DT: Intervention from the Indian Embassy helped an abused expatriate worker to receive his dues from his employer and return home.
DT had earlier reported the case of the 20 –year-old worker Mubarak Ali, who had alleged that his employer used to beat him. He had also said that he was paid his wages only in the first two months.
Mr Ali worked for a khuboos bakery located in Budaiya. His employer, an Indian national, had rented a Commercial Registration from a Bahraini and was managing the bakery.
Since his arrival to Bahrain around October 2010, the employer constantly abused the worker verbally and physically. The employer made threats too saying no organisation would touch him, as he was influential, Mr. Ali added.

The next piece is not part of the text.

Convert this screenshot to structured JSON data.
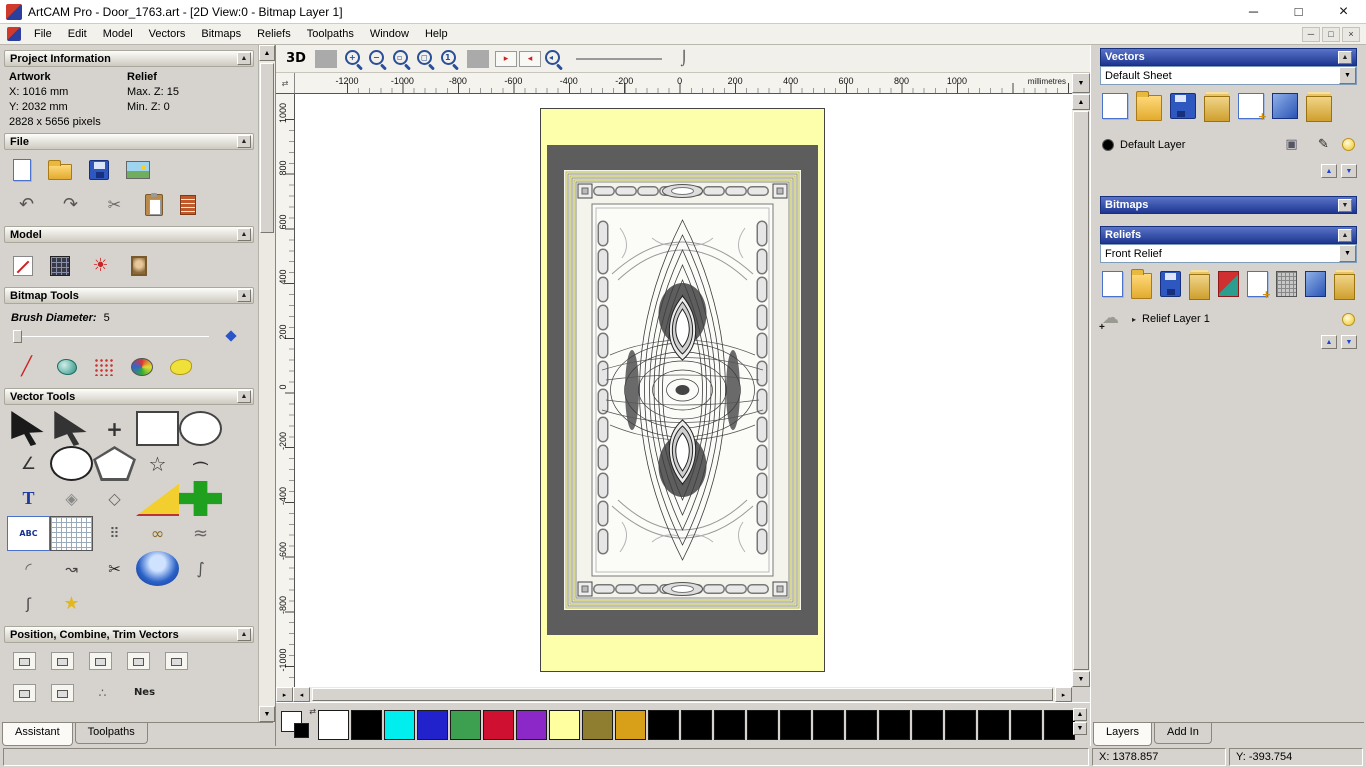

Nearly a month ago, on May 19, a frustrated Mr Ali ran away from the bakery. “I could not take the abuse anymore. I decided to go and ask for help from the Labour Market Regulatory Authority,” the worker told DT.
LMRA advised him to approach the Labour Ministry. Armed with only the knowledge that the ministry was located in Isa Town, he set out on foot to complain. He lost his way.

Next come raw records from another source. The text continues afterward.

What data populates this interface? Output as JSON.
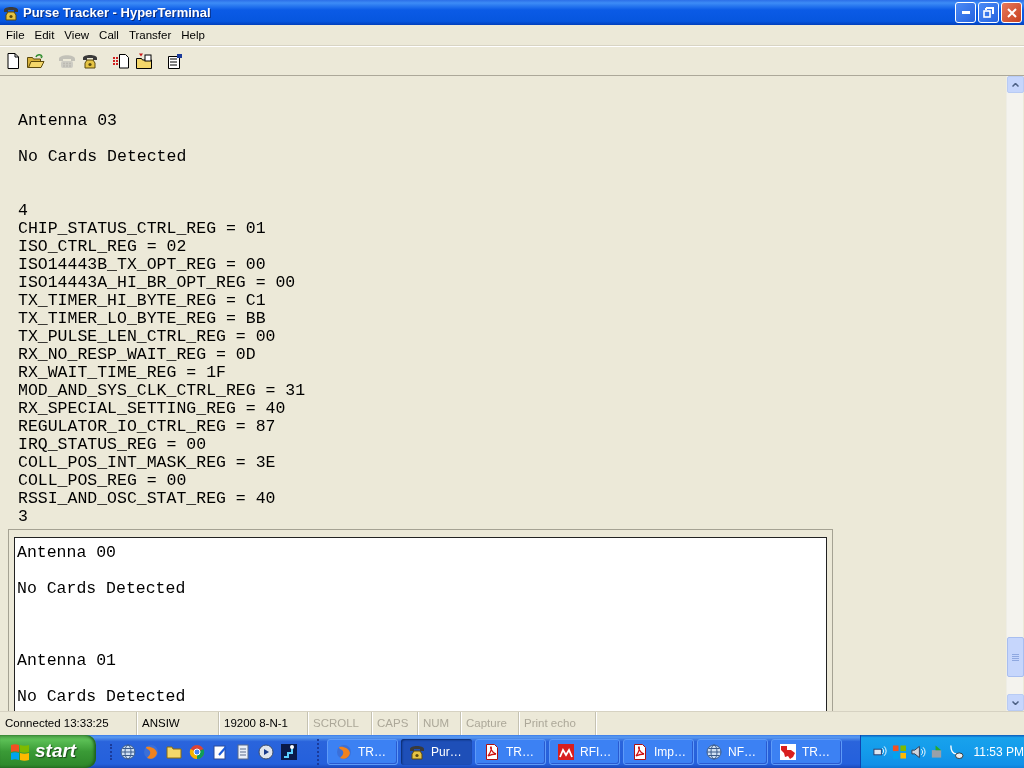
{
  "window": {
    "title": "Purse Tracker - HyperTerminal"
  },
  "menu": [
    "File",
    "Edit",
    "View",
    "Call",
    "Transfer",
    "Help"
  ],
  "toolbar": [
    [
      {
        "kind": "new",
        "disabled": false
      },
      {
        "kind": "open",
        "disabled": false
      }
    ],
    [
      {
        "kind": "call",
        "disabled": true
      },
      {
        "kind": "disconnect",
        "disabled": false
      }
    ],
    [
      {
        "kind": "send",
        "disabled": false
      },
      {
        "kind": "receive",
        "disabled": false
      }
    ],
    [
      {
        "kind": "properties",
        "disabled": false
      }
    ]
  ],
  "scrollback": {
    "lines": [
      {
        "kind": "blank"
      },
      {
        "kind": "blank"
      },
      {
        "kind": "text",
        "text": "Antenna 03"
      },
      {
        "kind": "blank"
      },
      {
        "kind": "text",
        "text": "No Cards Detected"
      },
      {
        "kind": "blank"
      },
      {
        "kind": "blank"
      },
      {
        "kind": "text",
        "text": "4"
      },
      {
        "kind": "text",
        "text": "CHIP_STATUS_CTRL_REG = 01"
      },
      {
        "kind": "text",
        "text": "ISO_CTRL_REG = 02"
      },
      {
        "kind": "text",
        "text": "ISO14443B_TX_OPT_REG = 00"
      },
      {
        "kind": "text",
        "text": "ISO14443A_HI_BR_OPT_REG = 00"
      },
      {
        "kind": "text",
        "text": "TX_TIMER_HI_BYTE_REG = C1"
      },
      {
        "kind": "text",
        "text": "TX_TIMER_LO_BYTE_REG = BB"
      },
      {
        "kind": "text",
        "text": "TX_PULSE_LEN_CTRL_REG = 00"
      },
      {
        "kind": "text",
        "text": "RX_NO_RESP_WAIT_REG = 0D"
      },
      {
        "kind": "text",
        "text": "RX_WAIT_TIME_REG = 1F"
      },
      {
        "kind": "text",
        "text": "MOD_AND_SYS_CLK_CTRL_REG = 31"
      },
      {
        "kind": "text",
        "text": "RX_SPECIAL_SETTING_REG = 40"
      },
      {
        "kind": "text",
        "text": "REGULATOR_IO_CTRL_REG = 87"
      },
      {
        "kind": "text",
        "text": "IRQ_STATUS_REG = 00"
      },
      {
        "kind": "text",
        "text": "COLL_POS_INT_MASK_REG = 3E"
      },
      {
        "kind": "text",
        "text": "COLL_POS_REG = 00"
      },
      {
        "kind": "text",
        "text": "RSSI_AND_OSC_STAT_REG = 40"
      },
      {
        "kind": "text",
        "text": "3"
      }
    ]
  },
  "screen": {
    "lines": [
      {
        "kind": "text",
        "text": "Antenna 00"
      },
      {
        "kind": "blank"
      },
      {
        "kind": "text",
        "text": "No Cards Detected"
      },
      {
        "kind": "blank"
      },
      {
        "kind": "blank"
      },
      {
        "kind": "blank"
      },
      {
        "kind": "text",
        "text": "Antenna 01"
      },
      {
        "kind": "blank"
      },
      {
        "kind": "text",
        "text": "No Cards Detected"
      }
    ]
  },
  "status_bar": [
    {
      "text": "Connected 13:33:25",
      "active": true
    },
    {
      "text": "ANSIW",
      "active": true
    },
    {
      "text": "19200 8-N-1",
      "active": true
    },
    {
      "text": "SCROLL",
      "active": false
    },
    {
      "text": "CAPS",
      "active": false
    },
    {
      "text": "NUM",
      "active": false
    },
    {
      "text": "Capture",
      "active": false
    },
    {
      "text": "Print echo",
      "active": false
    }
  ],
  "taskbar": {
    "start": "start",
    "tasks": [
      {
        "kind": "browser",
        "label": "TR…",
        "selected": false
      },
      {
        "kind": "terminal",
        "label": "Pur…",
        "selected": true
      },
      {
        "kind": "pdf",
        "label": "TR…",
        "selected": false
      },
      {
        "kind": "chip",
        "label": "RFI…",
        "selected": false
      },
      {
        "kind": "pdf",
        "label": "Imp…",
        "selected": false
      },
      {
        "kind": "globe",
        "label": "NF…",
        "selected": false
      },
      {
        "kind": "map",
        "label": "TR…",
        "selected": false
      }
    ],
    "clock": "11:53 PM"
  }
}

Unsure of where he was, Mr. Ali said he spent the night outside in a park. The next morning he approached a cold store in the area and told them about his plight. The shopkeeper contacted a media person who took Mr Ali to the embassy.
The worker told embassy officials of his ordeal and begged them to get him out of his predicament. When the embassy contacted the employer and informed him about the allegations, he denied abusing Mr Ali. However, he acknowledged that he owed him his wages.
Last week, the employer handed over an air ticket and BD200 to Mr Ali as settlement. The actual amount due was BD350 (equalling five months’ wages at BD70 per month). BD 150 was deducted from the total to pay for the ticket cost and visa cost incurred by the employer, Mr Ali told DT.
“I had thought I was trapped and would never be able to get out. I thank the Indian embassy and the people who provided shelter in the days after I lodged my complaint. Without their help, I don’t know what would have become of me,” a tearful Mr Ali told DT as he packed his bags to head for home.